Word on Fire’s story is truly a story of grace. What started in 2001 with a Catholic priest in Chicago airing his homilies at 5:15 a.m. on Sundays has grown into a global apostolate that reaches millions of people through new media.
Yet to this day, Bishop Barron’s weekly homilies remain one of his most popular resources, changing countless lives—including that of Word on Fire’s Producer Joseph Gloor. “There had never been a sermon before that rocked my world,” Joseph says in his testimony, “until I heard him preach the one on ‘Humility, Queen of the Virtues.’”
So we decided to gather together Bishop Barron’s 10 most popular homilies of all time. We hope you enjoy them, and please consider sharing them with friends and family members!
“The story of the call of Samuel is illuminating for our time of corruption and cleansing. I argue that the sex abuse scandal in the church should be read through the lens of this narrative.”
“This week’s readings focus on the importance of humility. Humility is the foundation for the whole of spirituality. In order to truly pursue truth and goodness, it is necessary to let go of the ego and realize that everything we have and are is a gift from God.”
“The great Lenten readings for Cycle A move in a kind of crescendo from thirst, to blindness, to death—all metaphors for spiritual dysfunction. This Sunday’s Gospel deals with death through the story of Lazarus who, after four days in his tomb, represents someone who is totally sunk in sin, totally dead spiritually. The voice of Jesus calls Lazarus, and all of us, back to life no matter what we’ve done, no matter how dead we are.”
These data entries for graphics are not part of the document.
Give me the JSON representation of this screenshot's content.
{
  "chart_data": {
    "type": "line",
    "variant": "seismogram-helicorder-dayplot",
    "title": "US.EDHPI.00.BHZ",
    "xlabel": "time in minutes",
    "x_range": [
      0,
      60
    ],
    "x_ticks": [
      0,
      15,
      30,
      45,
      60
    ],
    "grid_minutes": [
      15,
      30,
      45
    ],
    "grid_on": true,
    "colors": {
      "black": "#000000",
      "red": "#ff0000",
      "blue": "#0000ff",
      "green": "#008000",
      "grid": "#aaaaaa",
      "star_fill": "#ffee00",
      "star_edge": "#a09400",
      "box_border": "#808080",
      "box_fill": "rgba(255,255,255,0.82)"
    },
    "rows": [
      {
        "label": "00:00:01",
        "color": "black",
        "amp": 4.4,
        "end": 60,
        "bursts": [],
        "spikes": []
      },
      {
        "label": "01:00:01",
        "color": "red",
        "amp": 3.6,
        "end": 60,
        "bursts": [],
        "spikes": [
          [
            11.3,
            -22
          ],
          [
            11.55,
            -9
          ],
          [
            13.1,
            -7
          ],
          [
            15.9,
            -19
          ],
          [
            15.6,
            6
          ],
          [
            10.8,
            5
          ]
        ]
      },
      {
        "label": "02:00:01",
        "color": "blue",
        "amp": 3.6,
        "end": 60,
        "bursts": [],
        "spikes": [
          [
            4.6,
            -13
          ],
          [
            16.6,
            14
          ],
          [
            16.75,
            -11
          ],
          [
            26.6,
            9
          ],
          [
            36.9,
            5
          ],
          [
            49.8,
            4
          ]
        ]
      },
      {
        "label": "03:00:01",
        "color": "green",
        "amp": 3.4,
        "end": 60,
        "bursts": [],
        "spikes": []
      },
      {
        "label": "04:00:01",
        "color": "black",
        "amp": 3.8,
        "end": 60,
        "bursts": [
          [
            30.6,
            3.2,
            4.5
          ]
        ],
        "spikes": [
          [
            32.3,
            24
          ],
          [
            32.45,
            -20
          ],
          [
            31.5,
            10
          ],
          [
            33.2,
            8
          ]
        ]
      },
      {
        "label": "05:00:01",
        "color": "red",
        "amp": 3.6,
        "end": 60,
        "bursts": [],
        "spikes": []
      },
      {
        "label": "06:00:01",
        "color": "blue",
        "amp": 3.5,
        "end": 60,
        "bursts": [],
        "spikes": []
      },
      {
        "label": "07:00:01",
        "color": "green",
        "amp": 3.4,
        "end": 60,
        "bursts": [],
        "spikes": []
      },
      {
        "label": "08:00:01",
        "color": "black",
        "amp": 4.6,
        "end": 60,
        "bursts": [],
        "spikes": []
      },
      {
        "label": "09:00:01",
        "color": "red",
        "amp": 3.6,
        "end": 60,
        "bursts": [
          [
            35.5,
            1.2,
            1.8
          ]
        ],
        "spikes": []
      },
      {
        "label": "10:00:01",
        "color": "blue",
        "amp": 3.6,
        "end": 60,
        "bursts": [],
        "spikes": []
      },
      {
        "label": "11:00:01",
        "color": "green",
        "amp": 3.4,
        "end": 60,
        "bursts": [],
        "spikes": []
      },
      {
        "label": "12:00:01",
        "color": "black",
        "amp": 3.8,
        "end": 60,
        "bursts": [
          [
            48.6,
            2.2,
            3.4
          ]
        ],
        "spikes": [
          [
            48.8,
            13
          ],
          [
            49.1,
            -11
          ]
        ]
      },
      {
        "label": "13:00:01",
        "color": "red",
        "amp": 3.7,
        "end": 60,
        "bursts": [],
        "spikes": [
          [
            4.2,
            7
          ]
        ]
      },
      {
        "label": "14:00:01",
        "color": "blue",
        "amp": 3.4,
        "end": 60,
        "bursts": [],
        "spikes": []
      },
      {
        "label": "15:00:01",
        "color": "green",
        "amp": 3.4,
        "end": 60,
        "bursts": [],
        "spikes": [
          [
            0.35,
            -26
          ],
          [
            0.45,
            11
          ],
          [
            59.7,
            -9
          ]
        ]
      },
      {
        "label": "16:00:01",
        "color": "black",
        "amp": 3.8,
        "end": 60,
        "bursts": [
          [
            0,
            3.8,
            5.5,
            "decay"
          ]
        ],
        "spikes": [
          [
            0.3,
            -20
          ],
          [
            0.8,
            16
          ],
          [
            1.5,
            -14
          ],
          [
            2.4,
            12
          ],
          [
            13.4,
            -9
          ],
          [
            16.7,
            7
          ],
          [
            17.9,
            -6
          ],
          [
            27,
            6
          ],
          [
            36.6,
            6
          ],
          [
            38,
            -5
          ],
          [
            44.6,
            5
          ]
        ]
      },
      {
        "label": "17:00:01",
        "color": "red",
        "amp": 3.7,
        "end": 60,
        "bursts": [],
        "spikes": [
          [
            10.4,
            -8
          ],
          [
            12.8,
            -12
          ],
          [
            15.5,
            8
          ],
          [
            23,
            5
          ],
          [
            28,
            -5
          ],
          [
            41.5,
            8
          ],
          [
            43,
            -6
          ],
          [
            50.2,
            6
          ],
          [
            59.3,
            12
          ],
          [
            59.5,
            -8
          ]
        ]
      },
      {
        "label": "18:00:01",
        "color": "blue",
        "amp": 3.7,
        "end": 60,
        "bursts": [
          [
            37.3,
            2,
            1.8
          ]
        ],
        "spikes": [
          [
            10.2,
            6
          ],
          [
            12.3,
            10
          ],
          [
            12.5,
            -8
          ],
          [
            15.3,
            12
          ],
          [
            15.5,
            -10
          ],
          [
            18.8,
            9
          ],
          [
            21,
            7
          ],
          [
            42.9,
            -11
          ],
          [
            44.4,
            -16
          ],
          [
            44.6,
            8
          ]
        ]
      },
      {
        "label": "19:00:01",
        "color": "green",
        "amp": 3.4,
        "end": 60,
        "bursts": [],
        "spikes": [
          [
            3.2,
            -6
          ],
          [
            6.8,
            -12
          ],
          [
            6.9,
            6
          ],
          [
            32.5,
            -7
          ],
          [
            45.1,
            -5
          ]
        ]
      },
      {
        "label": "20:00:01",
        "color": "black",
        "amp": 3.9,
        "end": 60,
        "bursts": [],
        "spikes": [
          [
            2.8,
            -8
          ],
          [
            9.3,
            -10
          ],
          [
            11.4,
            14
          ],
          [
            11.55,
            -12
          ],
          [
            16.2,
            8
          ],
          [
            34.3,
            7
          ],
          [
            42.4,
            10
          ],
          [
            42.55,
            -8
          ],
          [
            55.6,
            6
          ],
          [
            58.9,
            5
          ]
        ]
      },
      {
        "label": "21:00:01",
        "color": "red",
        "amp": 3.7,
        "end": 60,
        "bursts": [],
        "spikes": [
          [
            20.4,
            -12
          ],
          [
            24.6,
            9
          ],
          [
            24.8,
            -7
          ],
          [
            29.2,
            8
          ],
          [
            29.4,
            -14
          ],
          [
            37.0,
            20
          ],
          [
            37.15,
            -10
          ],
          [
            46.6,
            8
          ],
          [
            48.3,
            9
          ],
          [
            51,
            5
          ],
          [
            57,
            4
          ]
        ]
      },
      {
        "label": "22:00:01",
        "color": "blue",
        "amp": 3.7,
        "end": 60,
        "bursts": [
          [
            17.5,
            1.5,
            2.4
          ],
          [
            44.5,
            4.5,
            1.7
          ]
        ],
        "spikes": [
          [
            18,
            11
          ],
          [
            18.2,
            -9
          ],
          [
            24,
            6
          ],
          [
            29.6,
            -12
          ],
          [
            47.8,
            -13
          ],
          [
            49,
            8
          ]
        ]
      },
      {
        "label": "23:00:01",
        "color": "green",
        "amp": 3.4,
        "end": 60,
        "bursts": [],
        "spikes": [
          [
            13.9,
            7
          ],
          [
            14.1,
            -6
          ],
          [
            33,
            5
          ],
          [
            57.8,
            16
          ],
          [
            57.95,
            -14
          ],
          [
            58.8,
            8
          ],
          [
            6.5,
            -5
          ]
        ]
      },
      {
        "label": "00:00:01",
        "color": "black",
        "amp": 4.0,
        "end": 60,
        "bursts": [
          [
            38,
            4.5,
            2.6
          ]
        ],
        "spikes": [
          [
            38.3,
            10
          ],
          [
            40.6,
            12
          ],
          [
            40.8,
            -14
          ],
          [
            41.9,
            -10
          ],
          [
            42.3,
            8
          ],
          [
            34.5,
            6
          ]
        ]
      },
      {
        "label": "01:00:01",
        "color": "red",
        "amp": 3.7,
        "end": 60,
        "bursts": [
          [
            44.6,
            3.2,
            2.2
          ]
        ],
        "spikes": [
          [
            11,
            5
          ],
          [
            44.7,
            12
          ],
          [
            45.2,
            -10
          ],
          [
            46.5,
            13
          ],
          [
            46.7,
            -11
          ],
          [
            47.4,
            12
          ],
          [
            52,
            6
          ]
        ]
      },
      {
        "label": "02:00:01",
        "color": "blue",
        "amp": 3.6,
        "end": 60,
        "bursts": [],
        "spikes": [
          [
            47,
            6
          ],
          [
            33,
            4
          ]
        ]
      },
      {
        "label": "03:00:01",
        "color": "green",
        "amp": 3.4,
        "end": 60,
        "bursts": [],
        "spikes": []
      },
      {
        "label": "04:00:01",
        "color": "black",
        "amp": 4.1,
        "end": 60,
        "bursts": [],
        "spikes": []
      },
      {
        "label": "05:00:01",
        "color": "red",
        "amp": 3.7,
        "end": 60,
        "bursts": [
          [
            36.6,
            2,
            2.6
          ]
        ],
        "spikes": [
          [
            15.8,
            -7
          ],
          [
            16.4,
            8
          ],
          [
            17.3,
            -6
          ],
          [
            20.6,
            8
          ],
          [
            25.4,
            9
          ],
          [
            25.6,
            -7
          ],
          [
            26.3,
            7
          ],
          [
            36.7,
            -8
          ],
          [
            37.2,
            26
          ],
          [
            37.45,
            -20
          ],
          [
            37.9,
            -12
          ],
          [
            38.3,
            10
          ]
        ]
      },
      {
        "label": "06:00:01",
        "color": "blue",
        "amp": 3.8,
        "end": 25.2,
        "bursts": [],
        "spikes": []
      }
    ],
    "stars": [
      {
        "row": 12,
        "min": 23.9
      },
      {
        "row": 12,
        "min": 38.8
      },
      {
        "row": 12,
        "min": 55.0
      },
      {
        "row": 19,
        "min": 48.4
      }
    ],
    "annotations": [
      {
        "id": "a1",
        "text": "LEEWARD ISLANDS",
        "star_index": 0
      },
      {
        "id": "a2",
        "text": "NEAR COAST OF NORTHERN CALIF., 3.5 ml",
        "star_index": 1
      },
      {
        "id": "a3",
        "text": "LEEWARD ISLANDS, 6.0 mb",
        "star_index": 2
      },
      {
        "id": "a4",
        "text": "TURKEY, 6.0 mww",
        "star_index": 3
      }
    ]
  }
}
“To gain eternal life is to participate to the fullest degree possible in the very life of God. It is to walk the path of love, surrendering to grace and allowing this grace to flow through you to the wider world. Is this an easy task? No. The Gospel of Luke tells reminds us that the gate is narrow precisely because it is in the very shape of Jesus himself, and entrance through the gate involves conformity to his state of being. The path of love is traveled by taking up one’s cross every day.”
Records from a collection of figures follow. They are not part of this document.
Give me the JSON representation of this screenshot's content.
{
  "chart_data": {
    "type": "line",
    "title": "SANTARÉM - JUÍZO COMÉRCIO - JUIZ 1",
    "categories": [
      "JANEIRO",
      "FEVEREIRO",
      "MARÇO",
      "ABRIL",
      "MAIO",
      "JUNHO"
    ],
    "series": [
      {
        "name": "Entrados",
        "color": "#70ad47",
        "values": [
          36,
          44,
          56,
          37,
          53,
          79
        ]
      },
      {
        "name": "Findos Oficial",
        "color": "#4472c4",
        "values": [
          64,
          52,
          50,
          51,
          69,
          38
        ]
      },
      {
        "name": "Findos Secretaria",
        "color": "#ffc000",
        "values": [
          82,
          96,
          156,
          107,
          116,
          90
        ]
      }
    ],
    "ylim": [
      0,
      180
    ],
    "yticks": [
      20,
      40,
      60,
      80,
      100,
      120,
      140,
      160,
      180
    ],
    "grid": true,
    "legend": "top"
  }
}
“At the beginning of the Sermon on the Mount, Jesus compares his disciples to salt, light, and a city set on a hill. All these things exist not for themselves, but for something else. In the same way, Christians are meant to make the world a better place. The Christian responsibility is to affect the culture as salt, light, and a city on a hill.”
“What a privilege we have in this week’s readings to hear from the book of Sirach, composed by an ancient sage who was deeply immersed in the Torah, the law, and the rituals of the temple. As such, he delivers one of the deepest truths of the spiritual life: God so respects our freedom, that he will allow us to experience life or death, good or evil. He will give us what we choose and, more to it, we will become what we choose. Each day, every moment, choose the path of love, and you will become the kind of person fit to live in heaven.”
“As we look into the famous Beatitudes described in this week’s Gospel, we learn that the Divine Mercy is the path to true joy. The more we allow the Divine Mercy to flow through us the more it grows in us. Once we eliminate the idolatrous rivals of wealth, pleasure, power, and honor and make Christ the priority in our lives, we begin to live like saints.”
“Our magnificent first reading is a short passage from the beginning of the twelfth chapter of the book of Genesis. We see that at this point in the creation story jealousy, rivalry, anger, murder, imperialism, arrogance, drunkenness, indeed a wickedness has spread over the entire face of the earth. So what does God do? He sends a rescue operation! The rescue operation is going to come in the form of a people trained to listen again to the voice of the Lord. During this season of Lent we must also become a people trained to listen so as to be rescued by the Resurrection.”
“Each one of this week’s readings speaks of holiness, letting the divine life enter into you so that you become set apart. To be holy is to love with a divine indifference, shining on the good and the bad alike. What a revolution this is! Think how different your life would be were you to love this way all the time, rather than measuring out your love based on merit. Dedicate your whole life to love, and you will be truly holy, set apart, a sanctuary.”
“This Sunday’s readings compel us to meditate on the meaning of faith. The twentieth-century theologian Paul Tillich said, ‘Faith is the most misunderstood word in the religious vocabulary.’ Faith is an attitude of trust in the presence of God, which is simple enough to say; yet to live by faith means to surrender your entire life over to God, abandoning your own desires and becoming a servant under the realization that everything you have (including your very existence) is a grace, a gift. As we see in the lives of the saints, amazing things happen when we make this transformation; indeed, that which begins with a mustard seed of faith can grow, by the grace of God, to bless the whole world.”